Après s’être soumis aux tests physiques des Forces canadiennes la veille, les joueurs des Saguenéens et l’entraîneur Yanick Jean ont participé, mercredi, au tir du CF-18.

Tir de CF-18: les Sags coiffent la «Dream Team»

Comme l’a très bien imagé le directeur général de Centraide, Martin Saint-Pierre, quand tout le monde tire dans le même sens, on peut changer les choses. C’est ce qui s’est produit, mercredi après-midi à la Base de Bagotville, alors qu’environ 360 personnes, militaires et civils, ont pris part à la 6e édition du concours de tir à la corde de CF-18.

Une trentaine d’équipes ont accepté de relever le défi cette année, dont une dizaine provenant du monde militaire. Les entreprises qui souhaitaient s’inscrire au défi, lequel impliquait de tirer un avion de chasse sur une distance de 20 mètres le plus rapidement possible, devaient amasser 500 $. Pour les militaires, le montant requis était 150 $.

Le concours a débuté en force avec l’équipe du cabinet du commandant de la base qui affrontait celle des Saguenéens de Chicoutimi. On sait que les membres des Forces sont habituellement des gens en forme, mais quand il est question de prendre de front 10 athlètes de 16 à 20 ans et leur entraîneur, il s’agit d’une autre paire de manches.

Pour la première fois dans l’histoire du défi, des élèves de première secondaire de l’école L’Odyssée-Lafontaine ont pris part au tir de CF-18.

Malgré les encouragements soutenus de la lieutenante-colonelle Annie Malouin, commandante adjointe de la Base de Bagotville, qui agissait en remplacement du commandant William Radiff à titre de capitaine de l’équipe, les membres de la « Dream Team » n’ont pu rivaliser avec les hockeyeurs. Dirigés par Yanick Jean, les Sags ont tout donné pour franchir la ligne d’arrivée en 20,5 secondes. L’équipe de rêve, de son côté, a mis 1,6 seconde de plus pour compléter le parcours. La veille, les joueurs s’étaient soumis aux tests physiques des Forces canadiennes. Un entraînement a aussi eu lieu en avant-midi, avant le tir de CF-18. Malgré tout, ils étaient en pleine forme.

« Hugo Girard devait le faire à lui seul. Nous on a besoin d’être 10 pour le faire ! Blague à part, c’est un honneur d’être ici. C’était spécial, on n’a pas beaucoup d’expérience, c’était la première fois pour nous. Les gens de la base nous ont donné quelques trucs. La relation qu’on a avec eux est extrêmement importante pour nous », a commenté l’entraîneur-chef des Saguenéens de Chicoutimi, Yanick Jean, après le duel d’ouverture.

Pour mettre les choses en perspective, un CF-18 pèse 23 000 livres, ce qui est l’équivalent de 12 véhicules utilitaires sport. La commandante adjointe n’a pas manqué de préciser que la clé du succès repose dans le poids de la charge qui tire l’engin plutôt que dans la force musculaire. Fort est à parier que les élèves de secondaire 1 de la concentration sport-études de l’école secondaire L’Odyssée-Lafontaine en ont profité, eux qui étaient 27 à poser leurs mains sur la corde dans le hangar #7. Ils ont réussi l’exploit en 14,98 secondes, sous un tonnerre d’applaudissements.

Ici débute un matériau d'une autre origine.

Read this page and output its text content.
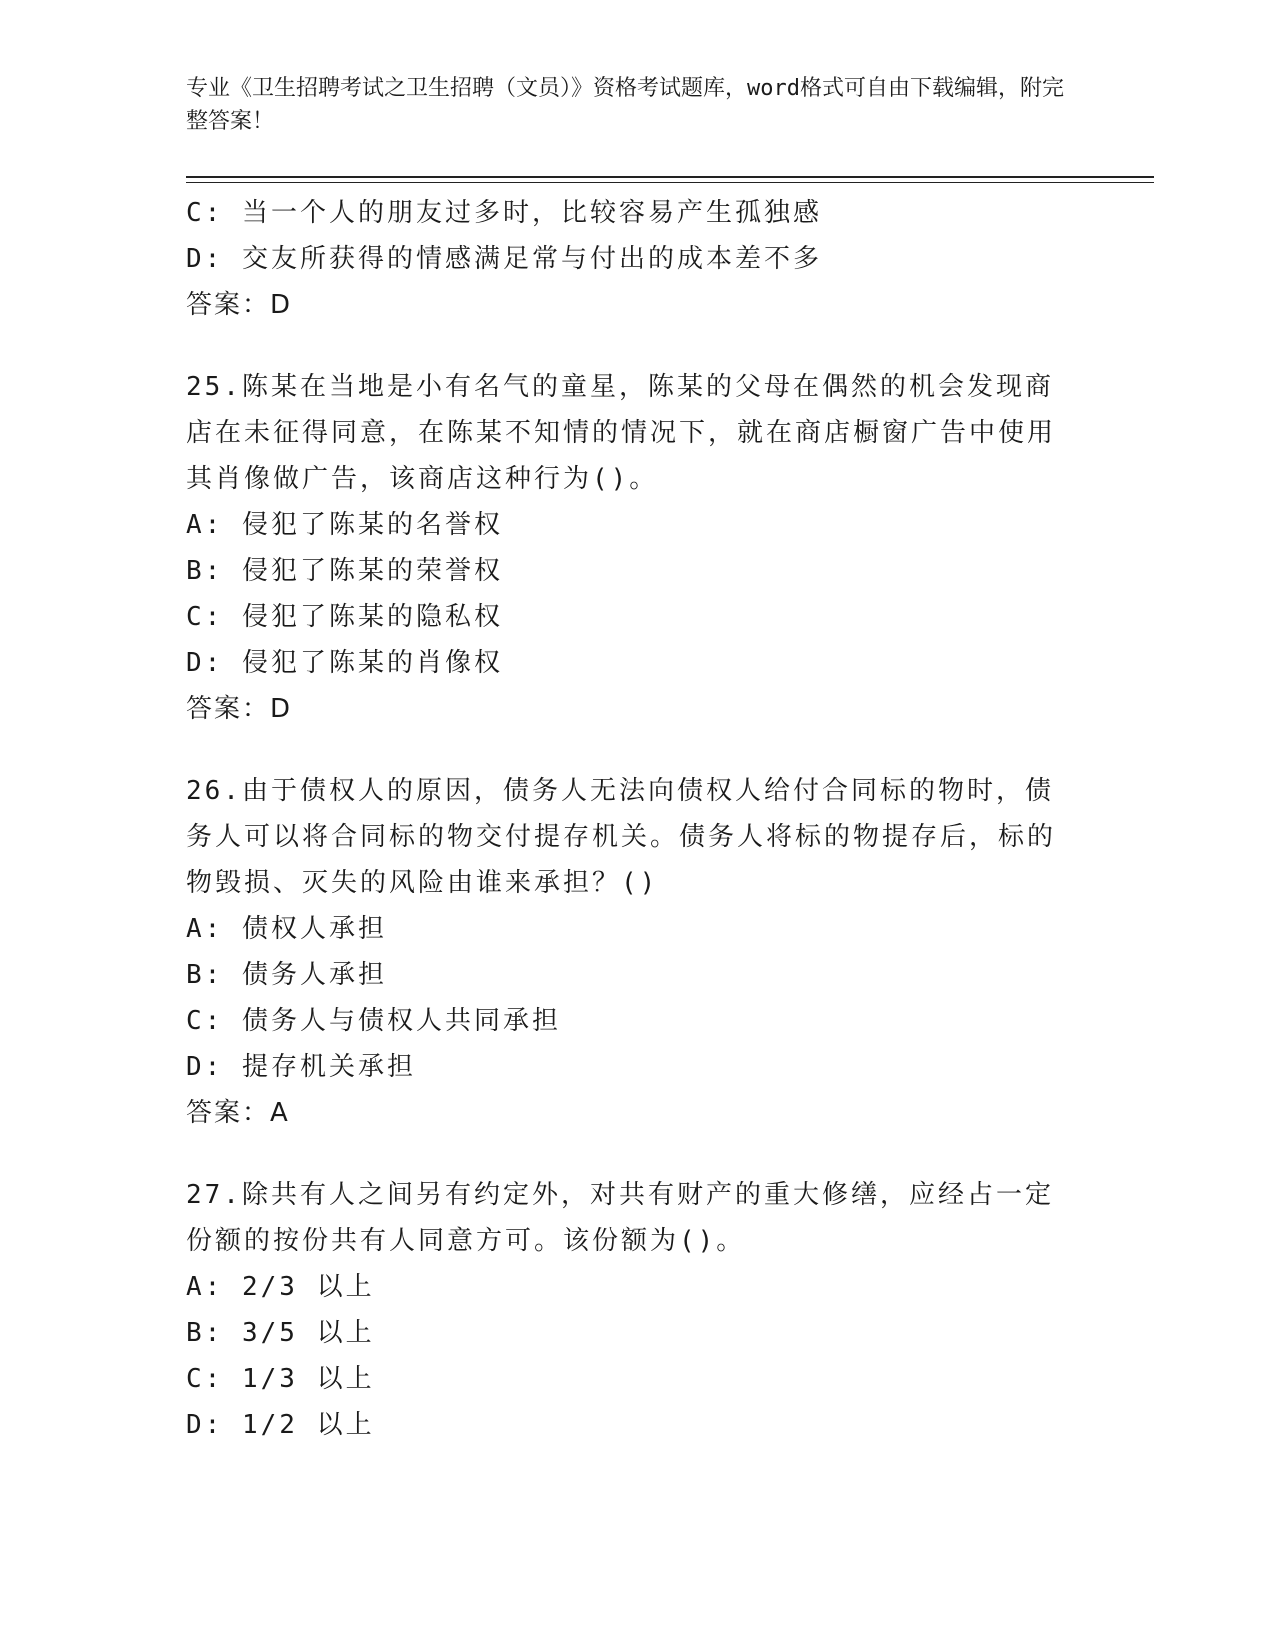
专业《卫生招聘考试之卫生招聘（文员）》资格考试题库，word格式可自由下载编辑，附完整答案！
C: 当一个人的朋友过多时，比较容易产生孤独感
D: 交友所获得的情感满足常与付出的成本差不多
答案：D
25.陈某在当地是小有名气的童星，陈某的父母在偶然的机会发现商店在未征得同意，在陈某不知情的情况下，就在商店橱窗广告中使用其肖像做广告，该商店这种行为()。
A: 侵犯了陈某的名誉权
B: 侵犯了陈某的荣誉权
C: 侵犯了陈某的隐私权
D: 侵犯了陈某的肖像权
答案：D
26.由于债权人的原因，债务人无法向债权人给付合同标的物时，债务人可以将合同标的物交付提存机关。债务人将标的物提存后，标的物毁损、灭失的风险由谁来承担？()
A: 债权人承担
B: 债务人承担
C: 债务人与债权人共同承担
D: 提存机关承担
答案：A
27.除共有人之间另有约定外，对共有财产的重大修缮，应经占一定份额的按份共有人同意方可。该份额为()。
A: 2/3 以上
B: 3/5 以上
C: 1/3 以上
D: 1/2 以上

Centraide organise cette activité depuis maintenant six ans. Martin Saint-Pierre s’est réjoui de la participation et espérait être en mesure de bonifier les coffres de son organisme d’environ 13 000 $.

« C’est un moment effervescent pour la campagne. Ça donne une autre erre d’aller. L’objectif est d’amasser des sous pour les organismes de la région et c’est une activité de financement importante pour nous. On a un bon nombre d’équipes cette année. Il y a dix ans, on en avait seulement une dizaine », a commenté le directeur général. En 2017, Centraide a réussi à amasser 2,1 millions $, lesquels ont été distribués à divers organismes.

Les Saguenéens agissaient comme invités d’honneur en remplacement de l’homme fort Hugo Girard, investi pour la cause pendant cinq ans. Ils ont fait très bonne figure, estime Martin Saint-Pierre.

Le directeur général de Centraide Saguenay-Lac-Saint-Jean, Martin Saint-Pierre, a rappelé que l’activité de tir à la corde de CF-18 est très importante pour son organisme en termes de cueillette de fonds.

« On a fait place aux jeunes avec les Sags. Il y a une belle symbolique avec eux », a-t-il fait valoir.